A huge mobilisation in DRC aims to vaccinate millions against yellow fever

MSF volunteers unpack boxes of yellow fever vaccine (Photo: MSF)

MSF volunteers unpack boxes of yellow fever vaccine (Photo: MSF)

The world’s largest yellow fever vaccination effort has come to the urban sprawl that is the Democratic Republic of Congo’s capital, Kinshasa, where authorities hope to vaccinate around 10.5-million people. Doctors Without Borders (MSF) is mobilising massive resources in support of this goal.

Late last year a yellow fever outbreak struck the Angolan capital Luanda, and over time cases were soon also reported in Kinshasa, leading to a total of over 400 deaths that are suspected to be part of this outbreak.

A child is vaccinated against yellow fever. (Photo: MSF)

In Kinshasa, MSF teams are responsible for vaccinating 760 000 people – 10% of the capital city’s 7.5-million vaccination target – in three health zones. In partnership with the Congolese ministry of health, MSF is running this large-scale vaccination campaign from August 17 until the end of the month. This will be the biggest yellow fever vaccination campaign that MSF has ever run.

Yellow fever is endemic in parts of Africa, including in the DRC, and the World Health Organisation estimates that up to 170 000 severe cases of yellow fever occur worldwide each year, with as many as 60 000 of those being fatal.

An acute viral haemorrhagic disease, yellow fever is transmitted by infected Aedes aegypti mosquitoes, which also transmit dengue, chikungunya and Zika. The virus attacks the liver, causing extreme jaundice and the skin and eyes to yellow.

Yellow fever cannot be cured. Treatment is limited to alleviating symptoms and vaccination is the most effective prevention method. Symptoms of the disease include fever, headache, chills and muscle pain, with some patients experiencing a more severe phase of high fever and internal bleeding. While 80% of people infected by the yellow fever virus don’t develop any symptoms, for those who do, symptoms usually disappear within three to four days. However, after recovering from initial symptoms a small percentage of patients enter a second, more toxic phase and half of them die within seven to 10 days.

In Kinshasa, MSF is currently co-ordinating the work of 100 teams of 16 people each in three of the city’s health zones to curtail the outbreak. In rolling out this campaign the MSF team is providing management, logistics and supervision as well as giving vaccines. MSF has flown in 58 international staff from 19 countries and redeployed over 100 Congolese employees working in regular projects countrywide as part of the vaccination campaign.

“Considering that there is a very safe and effective vaccine, this campaign is an essential step to containing the spread of the outbreak, but vigilance will remain crucial in the upcoming months,” says Axelle Ronsse, MSF’s emergency coordinator

A total of 1 700 staff from the Congolese ministry of health are working alongside MSF in three health zones, including nurses who are giving the vaccine shots.

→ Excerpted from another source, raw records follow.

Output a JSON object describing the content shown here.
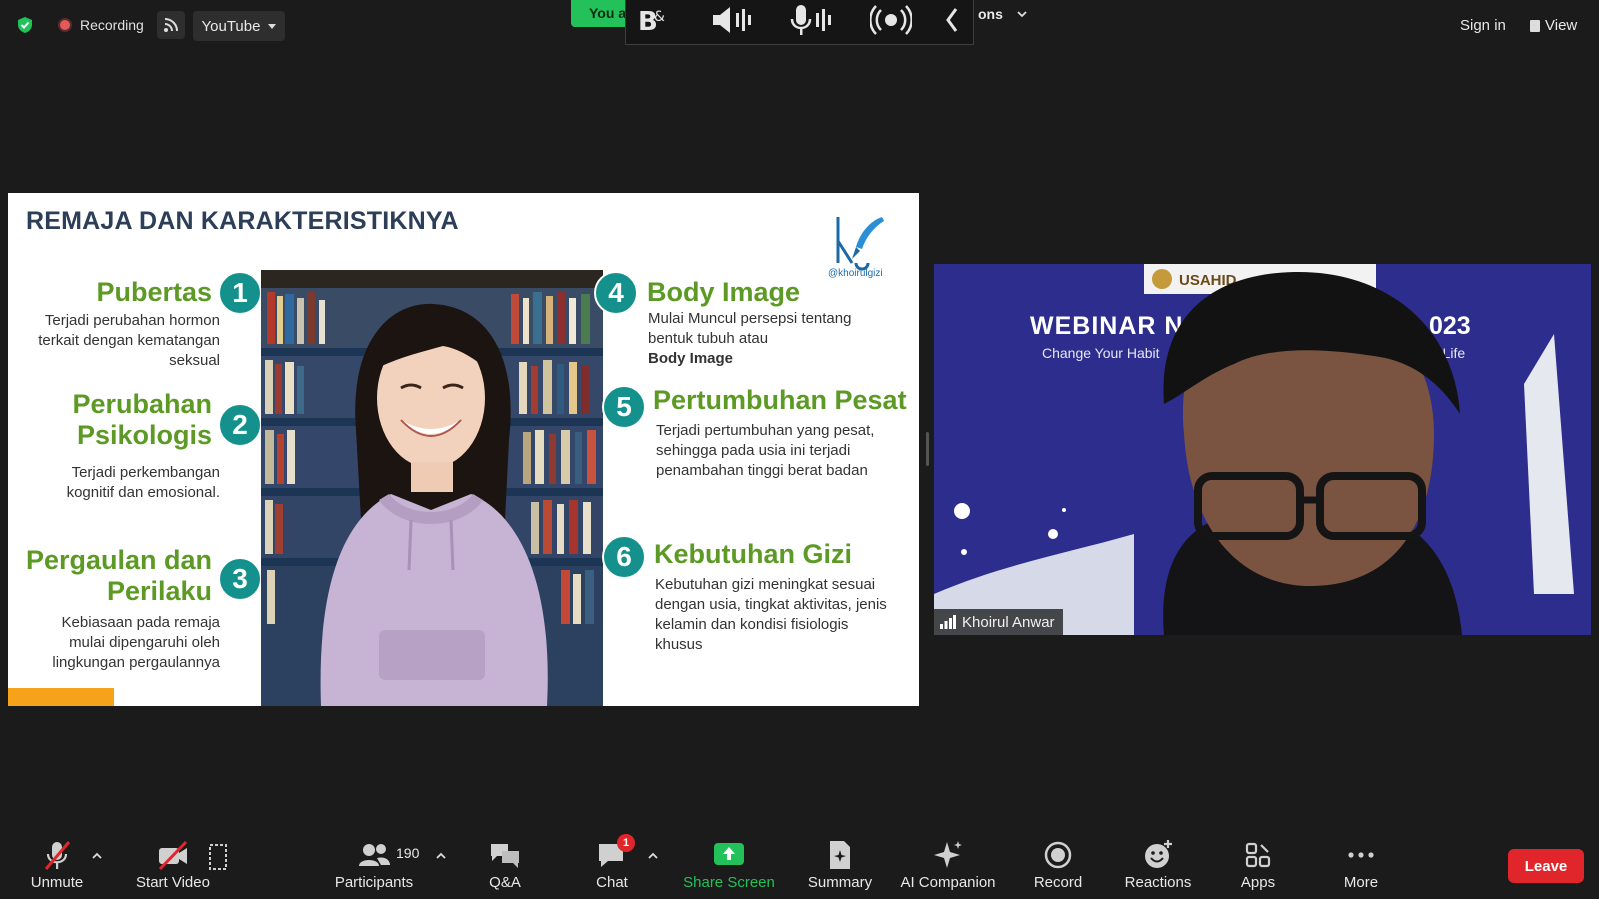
{
  "topbar": {
    "recording_label": "Recording",
    "stream_label": "YouTube",
    "you_label": "You a",
    "options_fragment": "ons",
    "sign_in": "Sign in",
    "view": "View"
  },
  "slide": {
    "title": "REMAJA DAN KARAKTERISTIKNYA",
    "logo_handle": "@khoirulgizi",
    "items": [
      {
        "num": "1",
        "title": "Pubertas",
        "text": "Terjadi perubahan hormon terkait dengan kematangan seksual"
      },
      {
        "num": "2",
        "title_line1": "Perubahan",
        "title_line2": "Psikologis",
        "text": "Terjadi perkembangan kognitif dan emosional."
      },
      {
        "num": "3",
        "title_line1": "Pergaulan dan",
        "title_line2": "Perilaku",
        "text": "Kebiasaan pada remaja mulai dipengaruhi oleh lingkungan pergaulannya"
      },
      {
        "num": "4",
        "title": "Body Image",
        "text": "Mulai Muncul persepsi tentang bentuk tubuh atau",
        "text_bold": "Body Image"
      },
      {
        "num": "5",
        "title": "Pertumbuhan Pesat",
        "text": "Terjadi pertumbuhan yang pesat, sehingga pada usia ini terjadi penambahan tinggi berat badan"
      },
      {
        "num": "6",
        "title": "Kebutuhan Gizi",
        "text": "Kebutuhan gizi meningkat sesuai dengan usia, tingkat aktivitas, jenis kelamin dan kondisi fisiologis khusus"
      }
    ]
  },
  "video": {
    "participant_name": "Khoirul Anwar",
    "backdrop_logo": "USAHID",
    "backdrop_title_left": "WEBINAR N",
    "backdrop_title_right": "023",
    "backdrop_sub_left": "Change Your Habit",
    "backdrop_sub_right": "r Life"
  },
  "toolbar": {
    "unmute": "Unmute",
    "start_video": "Start Video",
    "participants": "Participants",
    "participants_count": "190",
    "qa": "Q&A",
    "chat": "Chat",
    "chat_badge": "1",
    "share_screen": "Share Screen",
    "summary": "Summary",
    "ai_companion": "AI Companion",
    "record": "Record",
    "reactions": "Reactions",
    "apps": "Apps",
    "more": "More",
    "leave": "Leave"
  },
  "colors": {
    "share_green": "#23c15a",
    "leave_red": "#e0262b",
    "slide_green": "#5c9a25",
    "slide_teal": "#14918c",
    "slide_navy": "#2d3f58"
  }
}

MSF Southern Africa staffer Monica Genya joined the vaccination team as supply co-ordinator on the project and witnessed the huge logistical challenge of ensuring that the yellow fever vaccines remain at between 2⁰C to 8⁰C in the cold chain while hot and humid conditions prevail. The teams need to renew 4 000 ice packs and coolers in different locations and also manage the movements of a fleet of 65 vehicles travelling in densely populated neighbourhoods.

MSF teams are also responsible for training health staff to care for yellow fever patients and are preparing selected hospitals for case management. Homes are being sprayed or fumigated to combat mosquitoes carrying yellow fever.